Code signing fails under CI

What’s different between letting GitLab CI run its script through an SSH connection and me running the same commands interactively over an SSH connection to the same machine?

I am trying to build a Windows application with a signed ClickOnce installer. It fails under GitLab CI with “signtool Error: No certificates were found that met all the given criteria.”

Setup:

  • Gitlab Community Editiion 8.14.4, locally hosted
  • Using the VirtualBox runner under Ubuntu with:
    ** Guest OS Windows 10 64-bit
    ** Visual Studio Community 2015
    ** CygWin SSH server

My .gitlab-ci.yml script invokes a DOS batch file which runs Fake (F# make) which invokes MSBuild to run build targets against my Visual Studio solution and then invoke NUnit to run the tests.

Everything works fine if I launch my VirtualBox image, log in and run the same commands in a CygWin shell.

Everything works fine if I SSH into the VirtualBox image and run the same commands as my CI script does over the SSH connection.

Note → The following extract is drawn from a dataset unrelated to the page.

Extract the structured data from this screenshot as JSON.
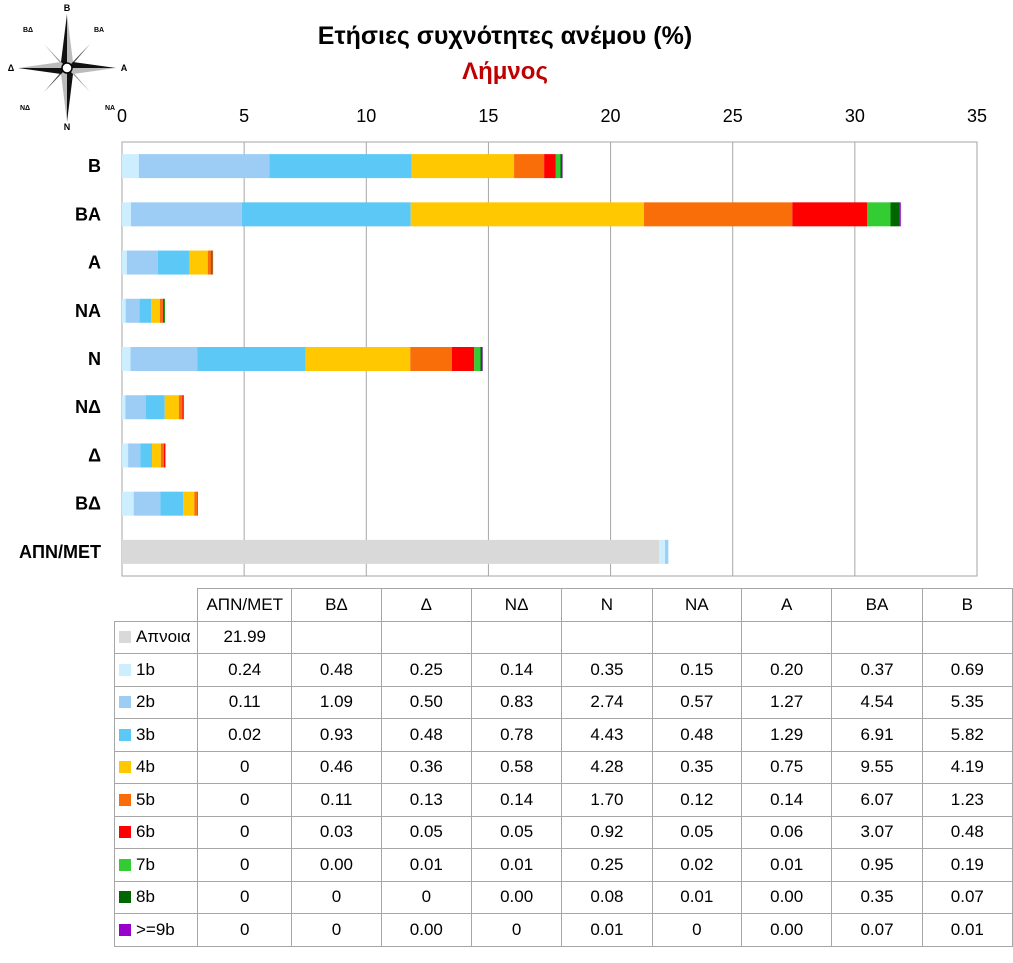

I’m even opening the SSH connection from the Linux machine that hosts the CI runners.

Everything works fine under CI if disable code signing by modifying my Fake target to pass “/property:SignManifests=false” to msbuild.

But letting the CI runner run the same commands over the SSH connection causes signtool to fail.

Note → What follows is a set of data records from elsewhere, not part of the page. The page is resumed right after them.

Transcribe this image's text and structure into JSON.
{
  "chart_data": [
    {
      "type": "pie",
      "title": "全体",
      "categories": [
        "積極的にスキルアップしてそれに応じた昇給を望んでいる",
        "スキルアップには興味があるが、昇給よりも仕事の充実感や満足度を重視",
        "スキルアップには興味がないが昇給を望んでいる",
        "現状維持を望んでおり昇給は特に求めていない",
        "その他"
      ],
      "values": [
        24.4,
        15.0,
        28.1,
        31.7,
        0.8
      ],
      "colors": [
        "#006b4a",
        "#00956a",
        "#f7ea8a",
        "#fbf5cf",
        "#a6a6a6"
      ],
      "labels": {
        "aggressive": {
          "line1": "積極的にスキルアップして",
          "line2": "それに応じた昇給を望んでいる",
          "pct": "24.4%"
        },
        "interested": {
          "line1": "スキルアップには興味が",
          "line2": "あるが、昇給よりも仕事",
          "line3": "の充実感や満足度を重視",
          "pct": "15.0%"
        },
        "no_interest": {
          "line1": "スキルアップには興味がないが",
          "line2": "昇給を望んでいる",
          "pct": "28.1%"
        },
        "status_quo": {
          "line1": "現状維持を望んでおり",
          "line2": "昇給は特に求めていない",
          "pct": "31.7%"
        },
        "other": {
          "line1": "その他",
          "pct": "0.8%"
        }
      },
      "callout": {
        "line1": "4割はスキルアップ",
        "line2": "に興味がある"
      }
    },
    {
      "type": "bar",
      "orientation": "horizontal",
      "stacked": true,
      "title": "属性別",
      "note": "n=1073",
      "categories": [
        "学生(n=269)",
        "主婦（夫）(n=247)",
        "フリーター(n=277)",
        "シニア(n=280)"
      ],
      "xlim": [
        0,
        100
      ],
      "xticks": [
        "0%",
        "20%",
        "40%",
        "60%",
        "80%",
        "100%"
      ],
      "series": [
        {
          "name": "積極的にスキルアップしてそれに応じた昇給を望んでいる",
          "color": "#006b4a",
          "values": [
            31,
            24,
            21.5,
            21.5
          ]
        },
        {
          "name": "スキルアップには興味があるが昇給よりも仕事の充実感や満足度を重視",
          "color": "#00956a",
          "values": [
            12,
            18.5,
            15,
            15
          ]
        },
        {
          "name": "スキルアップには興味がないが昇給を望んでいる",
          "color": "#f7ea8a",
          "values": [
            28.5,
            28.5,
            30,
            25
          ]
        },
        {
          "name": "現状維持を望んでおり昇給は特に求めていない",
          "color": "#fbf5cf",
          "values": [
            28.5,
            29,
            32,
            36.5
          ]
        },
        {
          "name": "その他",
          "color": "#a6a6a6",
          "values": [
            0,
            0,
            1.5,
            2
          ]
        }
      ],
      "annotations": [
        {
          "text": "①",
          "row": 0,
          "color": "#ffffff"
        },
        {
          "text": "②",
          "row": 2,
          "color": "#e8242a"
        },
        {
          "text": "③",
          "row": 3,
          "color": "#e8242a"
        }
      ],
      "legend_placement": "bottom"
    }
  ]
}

I’ve hit Google in depth and found lots of potential solutions but none have worked. Things I have tried in the Win10 guest configuration:

  1. Install the code signing certificate in the user account store for the user account the CI builds run as. (The VS solution is set up to reference a .p12 file for the certificate; it’s a recently purchased cert, and definitely not expired.)
  2. Install the certificate in the local machine store.
  3. Install the certificate in the Cygwin SSH service store.
  4. Use MMC to give full access to the certificates in the local machine store to both the user and Cygwin SSH service accounts.
  5. Use a self-signing certificate instead of the real one.
  6. Use a devenv build instead of msbuild.
  7. Invoke msbuild from the CI script directly in order to cut Fake out of the loop.

In other threads I have observed other people having similar problems with other CI systems but the above list of things I’ve tried encompasses all of the solutions suggested.

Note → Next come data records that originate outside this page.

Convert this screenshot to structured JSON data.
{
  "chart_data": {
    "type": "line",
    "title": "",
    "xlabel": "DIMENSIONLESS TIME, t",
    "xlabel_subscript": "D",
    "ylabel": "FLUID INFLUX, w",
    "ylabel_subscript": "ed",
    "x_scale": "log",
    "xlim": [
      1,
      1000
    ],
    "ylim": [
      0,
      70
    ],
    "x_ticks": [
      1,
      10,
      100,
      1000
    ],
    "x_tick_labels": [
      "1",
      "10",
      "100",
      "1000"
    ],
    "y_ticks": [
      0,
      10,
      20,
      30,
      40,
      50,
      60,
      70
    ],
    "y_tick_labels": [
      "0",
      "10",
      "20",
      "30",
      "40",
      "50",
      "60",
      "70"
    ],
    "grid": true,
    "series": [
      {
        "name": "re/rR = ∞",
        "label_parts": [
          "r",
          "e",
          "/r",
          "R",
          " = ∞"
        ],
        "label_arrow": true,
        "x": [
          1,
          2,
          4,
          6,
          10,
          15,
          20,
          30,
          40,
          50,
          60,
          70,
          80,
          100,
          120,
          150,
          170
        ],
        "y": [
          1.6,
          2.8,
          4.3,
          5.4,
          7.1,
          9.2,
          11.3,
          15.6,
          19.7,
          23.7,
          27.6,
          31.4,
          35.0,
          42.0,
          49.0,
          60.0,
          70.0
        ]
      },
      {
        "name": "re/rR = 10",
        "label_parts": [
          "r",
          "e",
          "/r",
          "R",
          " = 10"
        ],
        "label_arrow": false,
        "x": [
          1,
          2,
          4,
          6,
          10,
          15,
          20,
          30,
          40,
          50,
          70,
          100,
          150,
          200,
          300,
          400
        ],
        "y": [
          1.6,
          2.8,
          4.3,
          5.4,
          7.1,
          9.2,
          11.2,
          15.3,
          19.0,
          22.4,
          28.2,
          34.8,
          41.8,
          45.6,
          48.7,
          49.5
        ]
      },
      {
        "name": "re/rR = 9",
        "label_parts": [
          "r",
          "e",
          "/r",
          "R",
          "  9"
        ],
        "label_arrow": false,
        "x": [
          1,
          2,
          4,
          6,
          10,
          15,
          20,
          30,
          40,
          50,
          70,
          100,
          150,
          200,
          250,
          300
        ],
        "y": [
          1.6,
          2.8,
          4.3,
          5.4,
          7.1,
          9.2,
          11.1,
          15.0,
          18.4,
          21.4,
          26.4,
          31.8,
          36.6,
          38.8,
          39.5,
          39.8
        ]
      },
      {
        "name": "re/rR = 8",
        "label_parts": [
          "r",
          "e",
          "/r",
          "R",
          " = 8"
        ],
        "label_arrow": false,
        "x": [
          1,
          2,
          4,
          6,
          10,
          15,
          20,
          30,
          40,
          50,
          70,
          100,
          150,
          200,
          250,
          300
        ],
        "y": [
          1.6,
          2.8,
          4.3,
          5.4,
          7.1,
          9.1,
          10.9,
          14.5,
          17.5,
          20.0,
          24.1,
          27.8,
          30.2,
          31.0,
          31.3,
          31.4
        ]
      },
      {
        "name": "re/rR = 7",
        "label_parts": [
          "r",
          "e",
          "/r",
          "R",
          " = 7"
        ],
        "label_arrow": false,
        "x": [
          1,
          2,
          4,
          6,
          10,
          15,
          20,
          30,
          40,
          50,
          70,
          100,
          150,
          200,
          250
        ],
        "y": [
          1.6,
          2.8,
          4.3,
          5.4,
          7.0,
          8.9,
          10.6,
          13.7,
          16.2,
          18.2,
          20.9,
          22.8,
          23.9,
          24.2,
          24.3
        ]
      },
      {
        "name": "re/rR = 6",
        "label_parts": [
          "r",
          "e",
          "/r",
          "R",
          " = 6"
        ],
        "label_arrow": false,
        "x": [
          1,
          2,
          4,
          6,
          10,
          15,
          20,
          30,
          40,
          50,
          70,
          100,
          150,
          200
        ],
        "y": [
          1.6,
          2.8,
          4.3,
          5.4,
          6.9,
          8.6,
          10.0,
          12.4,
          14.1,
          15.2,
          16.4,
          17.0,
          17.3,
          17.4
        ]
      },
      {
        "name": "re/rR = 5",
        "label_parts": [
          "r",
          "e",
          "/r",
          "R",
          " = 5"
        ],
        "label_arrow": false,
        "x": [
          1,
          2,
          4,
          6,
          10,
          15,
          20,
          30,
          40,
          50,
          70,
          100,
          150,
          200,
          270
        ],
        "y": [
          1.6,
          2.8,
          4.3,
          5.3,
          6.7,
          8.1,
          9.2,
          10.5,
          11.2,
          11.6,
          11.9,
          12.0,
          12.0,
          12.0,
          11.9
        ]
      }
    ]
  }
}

Suggestions welcome. To me it’s looking like there is some fundamental difference between me running commands manually over SSH and the CI runner running the same commands automatically over SSH with the same login between the same two machines. I’m baffled as to what the difference might be. The only difference I can see without knowing the internals of the CI runner code is that the CI runner runs as superuser at the Linux end - but the Windows end login that does the build is the same.